I support the soda ban and our data also support the soda ban. We should push policy-makers across society to use other methods very similar to what we have done for smoking. For example, we can raise taxes and we can label bottles to tell people that drinking sugar-sweetened beverages is harmful. So we definitely have many other ways to reduce the consumption of soda, not just to ban the intake.

6. What’s your message to the public?

An important message is, regardless of your genes, you need to reduce consumption of sugary drinks because data shows that they relate to obesity and other diseases such as diabetes and cardiovascular disease for the whole population. For those at higher genetic risk, drinking sugary beverages becomes even more harmful. The study was done in adults, but two other recently published clinical trials have shown strong evidence that these drinks affect children as well, so we should recommend to parents to push children to reduce sugary drink consumption.

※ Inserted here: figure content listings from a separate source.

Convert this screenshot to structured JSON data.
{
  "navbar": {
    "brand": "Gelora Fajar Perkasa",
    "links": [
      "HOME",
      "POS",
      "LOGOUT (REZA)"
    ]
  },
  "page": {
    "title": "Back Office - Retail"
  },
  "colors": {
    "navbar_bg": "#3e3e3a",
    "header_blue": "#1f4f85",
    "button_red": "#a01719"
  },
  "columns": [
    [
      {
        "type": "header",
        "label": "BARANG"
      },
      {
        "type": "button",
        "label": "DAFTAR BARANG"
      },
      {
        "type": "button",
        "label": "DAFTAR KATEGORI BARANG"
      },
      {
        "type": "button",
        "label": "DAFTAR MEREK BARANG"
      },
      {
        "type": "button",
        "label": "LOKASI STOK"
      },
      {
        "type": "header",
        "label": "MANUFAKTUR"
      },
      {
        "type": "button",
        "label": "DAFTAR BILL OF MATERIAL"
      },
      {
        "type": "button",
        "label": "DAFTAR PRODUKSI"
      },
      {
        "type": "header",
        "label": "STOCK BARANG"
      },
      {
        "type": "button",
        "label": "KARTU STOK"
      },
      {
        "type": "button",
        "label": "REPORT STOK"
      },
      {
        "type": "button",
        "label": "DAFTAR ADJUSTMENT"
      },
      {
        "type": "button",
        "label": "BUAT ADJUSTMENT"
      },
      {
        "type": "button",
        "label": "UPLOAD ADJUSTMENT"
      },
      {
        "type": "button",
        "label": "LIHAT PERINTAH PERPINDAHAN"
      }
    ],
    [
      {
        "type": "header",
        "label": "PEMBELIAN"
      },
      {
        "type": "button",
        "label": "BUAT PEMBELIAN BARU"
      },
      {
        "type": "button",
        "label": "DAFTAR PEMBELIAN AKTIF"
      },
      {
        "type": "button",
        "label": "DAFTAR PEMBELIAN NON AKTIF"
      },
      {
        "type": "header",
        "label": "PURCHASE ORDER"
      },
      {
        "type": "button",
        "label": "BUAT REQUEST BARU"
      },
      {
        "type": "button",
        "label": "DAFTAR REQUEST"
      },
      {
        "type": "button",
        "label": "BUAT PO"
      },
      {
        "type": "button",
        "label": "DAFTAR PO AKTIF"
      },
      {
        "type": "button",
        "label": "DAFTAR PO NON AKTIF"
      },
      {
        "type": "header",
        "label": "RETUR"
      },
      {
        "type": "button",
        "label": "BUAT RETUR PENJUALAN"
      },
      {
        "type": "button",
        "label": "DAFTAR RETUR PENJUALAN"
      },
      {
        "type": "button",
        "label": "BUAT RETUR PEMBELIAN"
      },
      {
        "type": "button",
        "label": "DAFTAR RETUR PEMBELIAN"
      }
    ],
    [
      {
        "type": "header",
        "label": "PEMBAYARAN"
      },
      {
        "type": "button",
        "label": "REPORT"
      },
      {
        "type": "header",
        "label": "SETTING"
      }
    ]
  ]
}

By making healthy beverage choices, you can reduce your risk no matter what genetic risk you carry.

7. What’s next for your research about genetics and obesity?

Our next step is to look at other diet and lifestyle factors, and expand analysis of sugar-sweetened beverages to other populations and children. We didn’t include fruit juice in this study’s analysis, but there is evidence that fruit juice increases weight gain, so we need to look into it. It is probably less of a strong effect compared with sugar-sweetened beverages like soda, sports drinks, energy drinks, etc.